Um relatório de peritos observa, ainda, que a paralisia se estende aos músculos do dorso, nuca e regiões lombar e sagrada, além de outras lesões que o impossibilitavam para a prática normal do amor. Todos esses achaques miseráveis, crê-se, junto à péssima educação recebida lhe teriam criado aquele estado permanente de espírito a que hoje se chama «complexo de inferioridade», e aquela ânsia, muita vez manifestada, de convencer os outros de que era um homem normal.
O seu carácter tornou-se violento, azedo, colérico, e tinha ocasiões em que ficava «num estado estúpido, digno de piedade», com intermitências de pessoa sensata. Era enfim; um individuo «doente e cheio de enfermidades» mas não de índole má.
Em 1656, com a idade de 13 anos, pela morte do pai foi proclamado rei, mas só em 1662, de facto, tomou conta do poder, confiando imediatamente o governo ao Conde de Castelo Melhor, que se revelou um dos melhores estadistas portugueses.
A sua esposa, Francisca de Sabóia
Cortesia de livrariaul
Foi este ministro que seguindo vigorosamente a politica anti-espanhola imposta pelo momento político, procurou na alta aristocracia francesa uma princesa para rainha de Portugal.

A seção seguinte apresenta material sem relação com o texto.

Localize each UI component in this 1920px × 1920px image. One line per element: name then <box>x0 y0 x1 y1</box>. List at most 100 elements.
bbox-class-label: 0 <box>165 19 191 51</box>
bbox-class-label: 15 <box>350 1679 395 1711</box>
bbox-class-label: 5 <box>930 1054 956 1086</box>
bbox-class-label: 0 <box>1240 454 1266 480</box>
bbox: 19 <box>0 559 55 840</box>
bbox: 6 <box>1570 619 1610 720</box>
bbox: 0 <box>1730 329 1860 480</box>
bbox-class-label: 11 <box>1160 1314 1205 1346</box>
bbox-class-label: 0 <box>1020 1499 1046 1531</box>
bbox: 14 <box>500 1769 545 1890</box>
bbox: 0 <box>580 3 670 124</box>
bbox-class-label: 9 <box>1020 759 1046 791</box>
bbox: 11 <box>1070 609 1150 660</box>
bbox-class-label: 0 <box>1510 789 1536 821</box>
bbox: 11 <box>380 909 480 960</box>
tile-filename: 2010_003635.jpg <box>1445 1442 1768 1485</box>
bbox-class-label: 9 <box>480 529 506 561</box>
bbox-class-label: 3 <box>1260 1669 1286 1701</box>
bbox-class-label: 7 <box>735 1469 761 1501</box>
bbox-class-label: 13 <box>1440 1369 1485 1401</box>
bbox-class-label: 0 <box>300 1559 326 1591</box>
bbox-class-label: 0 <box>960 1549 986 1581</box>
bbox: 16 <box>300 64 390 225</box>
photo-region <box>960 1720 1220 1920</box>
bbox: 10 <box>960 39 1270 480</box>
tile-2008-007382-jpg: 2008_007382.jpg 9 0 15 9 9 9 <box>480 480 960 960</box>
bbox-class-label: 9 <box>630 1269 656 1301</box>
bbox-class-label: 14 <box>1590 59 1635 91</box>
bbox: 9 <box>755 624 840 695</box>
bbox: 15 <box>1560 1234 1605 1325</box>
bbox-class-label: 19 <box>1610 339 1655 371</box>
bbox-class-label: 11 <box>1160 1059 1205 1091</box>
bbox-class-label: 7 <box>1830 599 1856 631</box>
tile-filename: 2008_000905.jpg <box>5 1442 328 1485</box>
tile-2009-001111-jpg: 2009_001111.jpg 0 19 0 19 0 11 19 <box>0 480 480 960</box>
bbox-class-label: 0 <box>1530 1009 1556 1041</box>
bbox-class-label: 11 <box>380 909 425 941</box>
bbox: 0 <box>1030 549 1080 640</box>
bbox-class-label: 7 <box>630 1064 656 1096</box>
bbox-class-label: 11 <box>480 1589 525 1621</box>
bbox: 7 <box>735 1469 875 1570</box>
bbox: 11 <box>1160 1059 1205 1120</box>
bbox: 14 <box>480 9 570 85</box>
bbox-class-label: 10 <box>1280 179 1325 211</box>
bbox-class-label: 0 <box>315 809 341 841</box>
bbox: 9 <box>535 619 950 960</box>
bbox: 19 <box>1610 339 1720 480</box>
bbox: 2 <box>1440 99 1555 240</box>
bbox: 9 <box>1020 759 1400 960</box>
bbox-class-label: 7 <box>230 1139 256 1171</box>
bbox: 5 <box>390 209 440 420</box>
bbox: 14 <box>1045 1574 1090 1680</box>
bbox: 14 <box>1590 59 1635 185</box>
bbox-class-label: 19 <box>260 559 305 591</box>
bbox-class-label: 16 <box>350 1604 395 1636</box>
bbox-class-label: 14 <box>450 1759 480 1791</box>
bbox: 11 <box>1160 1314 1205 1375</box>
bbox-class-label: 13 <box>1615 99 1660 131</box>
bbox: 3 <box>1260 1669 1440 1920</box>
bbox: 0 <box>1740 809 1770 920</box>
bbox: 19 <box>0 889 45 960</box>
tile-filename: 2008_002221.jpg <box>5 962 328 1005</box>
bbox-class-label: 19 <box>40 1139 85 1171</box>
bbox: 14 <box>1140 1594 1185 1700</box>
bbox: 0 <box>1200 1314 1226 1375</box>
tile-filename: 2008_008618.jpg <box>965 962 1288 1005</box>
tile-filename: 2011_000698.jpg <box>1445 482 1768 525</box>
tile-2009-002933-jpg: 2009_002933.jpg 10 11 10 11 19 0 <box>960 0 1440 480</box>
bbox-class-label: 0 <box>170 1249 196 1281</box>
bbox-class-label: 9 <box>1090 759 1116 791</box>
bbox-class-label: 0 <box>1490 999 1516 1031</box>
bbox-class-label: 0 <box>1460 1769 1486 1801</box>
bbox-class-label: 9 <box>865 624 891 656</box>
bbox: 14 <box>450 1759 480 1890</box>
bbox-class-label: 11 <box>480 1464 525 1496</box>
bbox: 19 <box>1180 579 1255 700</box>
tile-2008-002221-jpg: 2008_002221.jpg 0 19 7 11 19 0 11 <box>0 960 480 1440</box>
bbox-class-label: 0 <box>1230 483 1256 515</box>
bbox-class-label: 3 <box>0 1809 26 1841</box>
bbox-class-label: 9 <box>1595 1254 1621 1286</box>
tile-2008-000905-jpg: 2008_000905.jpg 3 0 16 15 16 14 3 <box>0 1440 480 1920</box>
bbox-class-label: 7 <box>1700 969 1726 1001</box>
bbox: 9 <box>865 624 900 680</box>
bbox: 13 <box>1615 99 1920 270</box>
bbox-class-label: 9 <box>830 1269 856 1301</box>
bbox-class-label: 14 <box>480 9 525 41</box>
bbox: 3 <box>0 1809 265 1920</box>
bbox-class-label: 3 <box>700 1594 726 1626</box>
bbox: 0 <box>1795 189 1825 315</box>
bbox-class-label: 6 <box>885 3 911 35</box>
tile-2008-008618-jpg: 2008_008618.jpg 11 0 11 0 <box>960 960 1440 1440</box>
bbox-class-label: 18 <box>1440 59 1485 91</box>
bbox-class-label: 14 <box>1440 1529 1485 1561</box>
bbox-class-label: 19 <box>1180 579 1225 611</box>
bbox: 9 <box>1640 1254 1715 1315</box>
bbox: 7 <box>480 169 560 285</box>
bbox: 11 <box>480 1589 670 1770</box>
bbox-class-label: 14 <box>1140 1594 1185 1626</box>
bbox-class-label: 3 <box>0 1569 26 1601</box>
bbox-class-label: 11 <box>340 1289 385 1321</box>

D. Maria Francisca Isabel de Sabóia, um «serafim de formosura», segundo a linguagem romântica da época, mulher extraordinariamente bela e com aquela graça e encanto peculiares às mulheres da sociedade francesa, teve festiva e entusiástica recepção em Lisboa, onde chegou em 2 de Agosto de 1666.
A sua apresentação à noite, na corte, durante as cerimónias em sua honra, despertou vivo interesse. Ela seria ali com efeito rainha, não só pelo casamento que acabara de celebrar, mes sobretudo pela sua notável beleza, como pelo fausto que a sua pessoa e as da sua comitiva ostentavam. Em Portugal, saído de um período agitado e a braços com complicações internacionais, ainda não existia aquela pompa e luxo que haviam de caracterizar a corte portuguesa de D. João V. Portanto, o esplendor da rainha e do seu séquito foi causa de justificada admiração para os portugueses.
De todos os altos personagens da corte, só D. Afonso VI, o noivo, não assistiu ao banquete por «estar cansado de opressão e fadiga» e o facto imediatamente se tornou notado, desagradando à rainha, que o atribuíra a falta de gentileza, pecadilho que uma francesa orgulhosa e ciosa dos seus predicados não perdoa». In Américo Faria, Dez Monarcas Infelizes, Livraria Clássica Editora, colecção 10, Lisboa, s/d.